The Shanghai Institute of Hypertension, Ruijin 2nd Road 197, Shanghai 200025, China.
Hypertension. 2013 Jun;61(6):1155-60. doi: 10.1161/HYPERTENSIONAHA.111.00969. Epub 2013 Apr 8.
The predictive value of blood pressure (BP) for cardiovascular morbidity and mortality diminishes in the elderly, which may be confounded and compensated by the BP differences across the 4 limbs, markers of peripheral arterial disease. In a prospective elderly (≥60 years) Chinese study, we performed simultaneous 4-limb BP measurement using an oscillometric device in the supine position, and calculated BP differences between the 4 limbs. At baseline, the mean age of the 3133 participants (1383 men) was 69 years. During 4 years (median) of follow-up, all-cause and cardiovascular deaths occurred in 203 and 93 subjects, respectively. In multiple regression analyses, arm BPs on the higher arm side of systolic BP did not predict mortality (P≥0.06) except for a negative association between mean arterial pressure and total mortality (P=0.04). However, in adjusted analyses, the hazard ratios associated with a 1-SD decrease in ankle-brachial BP index or increase in interarm or interankle BP difference were 1.15 to 1.23 for total mortality (P≤0.01) and 1.17 to 1.24 for cardiovascular mortality (P≤0.04). In categorical analyses, similar results were observed for a decreased ankle-brachial index (≤0.90, ≤0.95, or ≤1.00) or increased interarm or interankle difference (≥15 mm Hg or ≥10 mm Hg). In conclusion, in the elderly, above and beyond arm BP level and together with ankle-brachial index, the interarm and interankle BP differences improve prediction of mortality. Simultaneous 4-limb BP measurement has become feasible with current technology and might be useful in cardiovascular prevention.

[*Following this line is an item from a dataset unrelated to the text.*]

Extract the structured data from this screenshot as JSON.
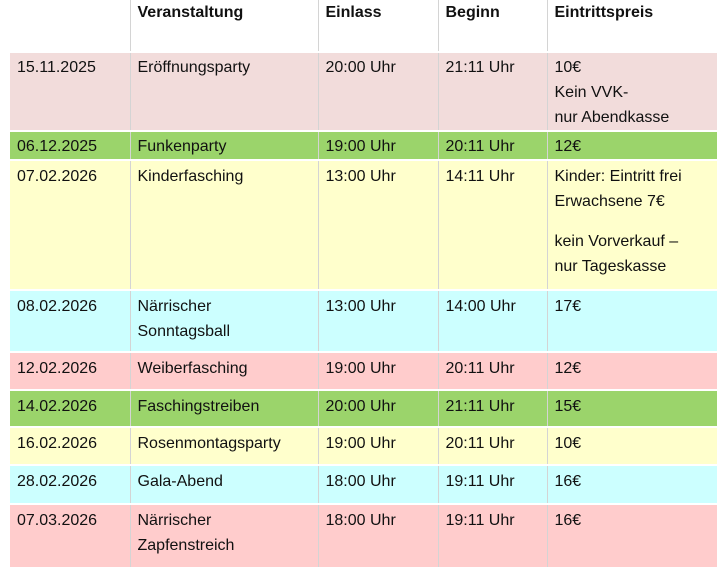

血压(BP)对心血管发病率和死亡率的预测价值在老年人中降低,这可能与四肢之间的 BP 差异以及外周动脉疾病的标志物有关。在一项前瞻性的老年(≥60 岁)中国人研究中,我们使用仰卧位的振荡测量装置进行了四肢同时 BP 测量,并计算了四肢之间的 BP 差异。在基线时,3133 名参与者(1383 名男性)的平均年龄为 69 岁。在 4 年(中位数)的随访期间,共有 203 名和 93 名受试者分别发生了全因和心血管死亡。在多元回归分析中,手臂 BP 位于收缩压较高手臂一侧,除平均动脉压与总死亡率之间存在负相关(P=0.04)外,其他与死亡率均无预测价值(P≥0.06)。然而,在调整分析中,踝臂血压指数每降低 1-SD 或四肢间或踝间 BP 差值增加 1-SD,与总死亡率(P≤0.01)和心血管死亡率(P≤0.04)相关的危险比分别为 1.15 至 1.23 和 1.17 至 1.24。在分类分析中,对于踝臂指数降低(≤0.90、≤0.95 或 ≤1.00)或四肢间或踝间差值增加(≥15mmHg 或≥10mmHg),也观察到类似的结果。综上所述,在老年人中,除了臂 BP 水平外,四肢间和踝间 BP 差异与踝臂指数一起,可改善死亡率的预测。同时测量四肢 BP 已经成为可能,并且可能对心血管预防有用。